Women

5 Ad Campaigns That Legit Demonstrate #GirlPower

Sexist-ads.jpeg

Ads are legit everywhere and since we're CONSTANTLY bombarded by them, the messages they produce have a lasting impact. We really think the media has a responsibility to provide us with messaging that helps rather than harms, but sadly, that's not the way it works! The good news is that not all ads are created equal. In fact, we've even found a few that ACTUALLY aim to empower women. We're super obsessed with the crazy power that the media has over us and have been advocating for POSITIVE media messaging forever and ever and ever. Well, Rome wasn't built in a day, but at least we've found a few bricks and mortar. Check out our list of 5 ad campaigns that use their power for good instead of evil, and actually aim to empower and inspire women!

1. Always, “Like a Girl”

At the start of their ad, Always asks: “What does it mean to do something like a girl?” The response to this question is at first disheartening: girls of older ages mimic, based on learned stereotypes, what it means to them to “run like a girl”, “fight like a girl”, and “throw like a girl”. Plot twist: challenging these stereotypes adopted by older generations are younger girls, girls whose reactions to these questions are without influence from others; these younger girls simply demonstrate how to run and fight the way anyone would. These girls have the advantage of not yet being jaded by stereotypes and media that tell girls to be a certain way – we could learn a thing or two from them!  After breaking the news to the older girls about how the younger girls reacted to these questions, the older girls reflect upon their initial reactions and change their responses to reflect who they truly are. In fact, when asked if she would change her answer to the original question, one of the older girls responded with: “I would run like myself." We LOVE this campaign - love yourself for YOU, embrace yourself AS YOU, and don't let anyone tell you WHO YOU ARE!

[embed]https://www.youtube.com/watch?v=XjJQBjWYDTs&t=97s[/embed]

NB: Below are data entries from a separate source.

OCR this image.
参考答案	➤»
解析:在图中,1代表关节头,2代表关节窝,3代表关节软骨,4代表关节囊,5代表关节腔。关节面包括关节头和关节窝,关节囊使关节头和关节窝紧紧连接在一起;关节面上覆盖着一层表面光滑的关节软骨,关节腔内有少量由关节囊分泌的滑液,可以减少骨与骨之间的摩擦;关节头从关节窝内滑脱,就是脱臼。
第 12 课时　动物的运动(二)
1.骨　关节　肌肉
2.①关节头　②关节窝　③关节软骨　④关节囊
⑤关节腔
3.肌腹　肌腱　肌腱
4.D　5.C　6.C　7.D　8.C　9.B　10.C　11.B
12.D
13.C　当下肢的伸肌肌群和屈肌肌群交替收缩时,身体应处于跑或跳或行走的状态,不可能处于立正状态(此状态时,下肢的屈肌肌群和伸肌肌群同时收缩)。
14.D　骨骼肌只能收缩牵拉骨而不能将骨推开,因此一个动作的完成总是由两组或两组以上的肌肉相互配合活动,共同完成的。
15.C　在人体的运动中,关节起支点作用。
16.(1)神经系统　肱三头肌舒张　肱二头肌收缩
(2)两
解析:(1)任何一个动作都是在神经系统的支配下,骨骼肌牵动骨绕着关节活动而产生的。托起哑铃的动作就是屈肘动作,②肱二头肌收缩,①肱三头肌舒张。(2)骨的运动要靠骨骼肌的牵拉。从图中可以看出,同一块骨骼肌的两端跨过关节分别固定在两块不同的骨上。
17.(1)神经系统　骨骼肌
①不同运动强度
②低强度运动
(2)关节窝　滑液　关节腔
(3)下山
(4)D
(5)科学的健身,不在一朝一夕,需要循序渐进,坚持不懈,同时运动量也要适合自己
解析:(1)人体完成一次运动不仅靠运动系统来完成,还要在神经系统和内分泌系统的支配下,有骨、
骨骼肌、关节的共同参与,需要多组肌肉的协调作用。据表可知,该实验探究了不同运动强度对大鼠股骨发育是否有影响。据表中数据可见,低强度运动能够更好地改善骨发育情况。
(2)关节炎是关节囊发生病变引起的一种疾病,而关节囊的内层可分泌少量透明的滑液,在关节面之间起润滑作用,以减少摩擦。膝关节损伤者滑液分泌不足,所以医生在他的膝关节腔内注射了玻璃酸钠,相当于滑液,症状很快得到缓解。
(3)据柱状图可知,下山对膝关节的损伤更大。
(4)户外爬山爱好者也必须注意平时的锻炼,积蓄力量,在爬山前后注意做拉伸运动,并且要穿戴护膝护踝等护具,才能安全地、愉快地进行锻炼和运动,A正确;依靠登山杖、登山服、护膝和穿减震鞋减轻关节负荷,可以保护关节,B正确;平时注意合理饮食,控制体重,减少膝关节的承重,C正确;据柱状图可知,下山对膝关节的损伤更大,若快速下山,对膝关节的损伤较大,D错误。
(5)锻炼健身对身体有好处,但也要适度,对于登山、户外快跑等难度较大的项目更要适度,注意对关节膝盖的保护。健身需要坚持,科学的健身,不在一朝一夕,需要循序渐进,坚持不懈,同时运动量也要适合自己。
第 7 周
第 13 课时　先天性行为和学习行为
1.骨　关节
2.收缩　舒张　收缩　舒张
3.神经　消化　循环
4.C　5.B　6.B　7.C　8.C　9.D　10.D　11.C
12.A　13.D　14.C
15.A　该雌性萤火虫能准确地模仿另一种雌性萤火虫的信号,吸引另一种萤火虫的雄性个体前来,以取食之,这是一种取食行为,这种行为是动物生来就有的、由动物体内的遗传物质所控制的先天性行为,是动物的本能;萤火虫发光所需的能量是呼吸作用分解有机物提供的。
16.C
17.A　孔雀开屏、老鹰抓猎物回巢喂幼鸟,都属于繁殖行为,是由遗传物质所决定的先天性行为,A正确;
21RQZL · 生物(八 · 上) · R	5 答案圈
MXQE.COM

2. Dove, “Choose Beautiful”

In Dove’s “Choose Beautiful” video, women are given two doorways to walk through, each labelled differently. One doorway is labelled “average” and the other doorway is labelled “beautiful”. The video shows most women walking through the “average” door and then captures their reasoning behind this choice. According to the women featured in the video, the reason they chose to walk through the “average” door was because they were constantly put down by others, by media which dictates what "beautiful" is SUPPOSED to be...so they simply didn't feel entitled to walk through that doorway labelled “beautiful”. The message of the video is simple: rather than choosing to listen to what others say about your beauty, it is important to define beauty for yourself; a woman should #choosebeautiful - we LOVE IT!

[embed]https://www.youtube.com/watch?v=7DdM-4siaQw[/embed]

3. P&G, “Thank You Mom – Strong”

P&G’s “Thank You Mom – Strong” campaign, demonstrates the amazing amazing power of mothers. In a world where we often forget to recognize the power of our amazing moms, P&G highlights the importance of mothers in their child's lives! So often moms are portrayed as nagging, frantic women who can't seem to get it together - totally unfair and untrue! Alternating between flashbacks and current moments in athlete’s lives, this advertisement demonstrates the lasting impact that THEIR moms had on their super awesome lives. Showing a side of the mother-child relationship that isn't usually portrayed by mass media, this campaign praises mothers and challenges the stereotypes we have about the roles they play in our lives.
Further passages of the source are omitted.